Take the String comparison challenge!

Let’s try out what you’ve learned about the String class in a quick challenge.

For this challenge, you’ll compare a number of Strings using the concepts we’ve explored. Looking at the code below, can you determine the final value of each results variable?


public class ComparisonStringChallenge {
	public static void main(String... doYourBest) {
		String result = "";
		result += " powerfulCode ".trim() == "powerfulCode" 
				? "0" : "1";

		result += "flexibleCode" == "flexibleCode" ? "2" : "3";
		
		result += new String("doYourBest") 
				== new String("doYourBest") ? "4" : "5";

		result += new String("noBugsProject")
				.equals("noBugsProject") ? "6" : "7";

        result += new String("breakYourLimits").intern()
                == new String("breakYourLimits").intern() ? "8" : "9";

		System.out.println(result);
	}
}

Which output represents the final value of the results variable?

A: 02468
B: 12469
C: 12579
D: 12568

Check your answer here.

What just happened? Understanding String behavior

In the first line of the code, we see:


result += " powerfulCode ".trim() == "powerfulCode" 
				? "0" : "1";

Although the String will be the same after the trim() method is invoked, the String “ powerfulcode “ was different in the beginning. In this case the comparison is false, because when the trim() method removes spaces from the borders it forces the creation of a new String with the new operator.

Next, we see:


result += "flexibleCode" == "flexibleCode" ? "2" : "3";

No mystery here, the Strings are the same in the String pool. This comparison returns true.

Next, we have:


result += new String("doYourBest") 
				== new String("doYourBest") ? "4" : "5";

Using the new reserved keyword forces the creation of two new Strings, whether they are equal or not. In this case the comparison will be false even if the String values are the same.

Next is:


result += new String("noBugsProject")
				.equals("noBugsProject") ? "6" : "7";

Because we’ve used the equals() method, the value of the String will be compared and not the object instance. In that case, it doesn’t matter if the objects are different because the value is being compared. This comparison returns true.

Finally, we have:


result += new String("breakYourLimits").intern()
                == new String("breakYourLimits").intern() ? "8" : "9";

As you’ve seen before, the intern() method puts the String in the String pool. Both Strings point to the same object, so in this case the comparison is true.

Common mistakes with Strings

It can be difficult to know if two Strings are pointing to the same object, especially when the Strings contain the same value. It helps to remember that using the reserved keyword new always results in a new object being created in memory, even if the values are the same.

Using String methods to compare Object references can also be tricky.
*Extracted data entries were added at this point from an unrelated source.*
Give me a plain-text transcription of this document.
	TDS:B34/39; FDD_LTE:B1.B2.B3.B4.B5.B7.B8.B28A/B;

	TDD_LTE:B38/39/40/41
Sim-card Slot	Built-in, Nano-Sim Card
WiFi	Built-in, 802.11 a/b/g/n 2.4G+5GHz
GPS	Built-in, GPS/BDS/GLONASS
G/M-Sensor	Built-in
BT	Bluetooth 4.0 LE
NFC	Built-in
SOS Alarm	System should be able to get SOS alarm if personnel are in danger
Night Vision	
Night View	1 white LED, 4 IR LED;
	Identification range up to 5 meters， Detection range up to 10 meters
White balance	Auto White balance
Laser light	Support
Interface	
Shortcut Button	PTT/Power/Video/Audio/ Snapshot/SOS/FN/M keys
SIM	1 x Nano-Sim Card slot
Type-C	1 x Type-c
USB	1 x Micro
The key is, if the method changes something in the String, the object references will be different.

A few examples to help clarify:


System.out.println("duke".trim() == "duke".trim());; 

This comparison will be true because the trim() method does not generate a new String.


System.out.println(" duke".trim() == "duke".trim()); 

In this case, the first trim() method will generate a new String because the method will execute its action, so the references will be different.

Finally, when trim() executes its action, it creates a new String:


// Implementation of the trim method in the String class
new String(Arrays.copyOfRange(val, index, index + len),
                          LATIN1);

What to remember about Strings

  • Strings are immutable, so a String’s state can’t be changed.
  • To conserve memory, the JVM keeps Strings in a String pool. When a new String is created, the JVM checks its value and points it to an existing object. If there is no String with that value in the pool, then the JVM creates a new String.
  • Using the == operator compares the object reference. Using the equals() method compares the value of the String. The same rule will be applied to all objects.
  • When using the new operator, a new String will be created in the String pool even if there is a String with the same value.